After reviewing related work, we presented an in-depth analysis of perturbation strategies for attributions on time series. With the analysis, we dug into a CNN trained on time series classification to investigate attributions, perturbation strategies, and shortcuts the network learned. We presented our results in perturbation analysis cards to enable users to analyze the results in detail by inspecting the aggregated data in visualizations and comparing them easily with other techniques based on the provided cards. We identified SHAP as a suitable method to generate working attributions in all experimented datasets. Other gradient-based methods also work quite well but do not perform as well as, e.g., KernelSHAP. However, depending on the perturbation strategy, the best working attribution technique changes quite drastically also for some techniques. We advise not only focusing on a single strategy but to using multiple strategies and aggregating the results of these, and looking at the distribution of the skewness to enhance the comparability. In our experiments, we also found a shortcut or spurious correlation for the FordB dataset, which our model learned to classify one class and to classify everything else as the other class.
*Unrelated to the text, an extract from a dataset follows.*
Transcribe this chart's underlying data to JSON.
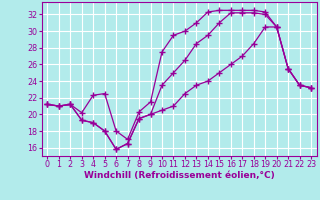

Future Work – We want to extend the experiment to other attribution techniques and compare the results with the already collected experiment results. Also, we want to compare the attributions even in more detail by, e.g., aggregating the attributions and comparing them on a higher level to find matching patterns. Different trends and subsequences are further patterns to analyze to gain knowledge into the attribution techniques. With such an approach, we also want to include the local Lipschitz estimate [3] to rank consistent attributions higher. Last, we want to extend the Perturbation Effect Size [22] and use our gained knowledge to combine perturbation strategies, switching predictions, and distances to generate a measure to evaluate attributions on time series classification models more robust and fully automatically to make it easier for users to decide which attributions to use for explanations. We also want to enhance our perturbation analysis cards further to be more easily readable and comfortable for non-experts to be able to gain insights at a single glance.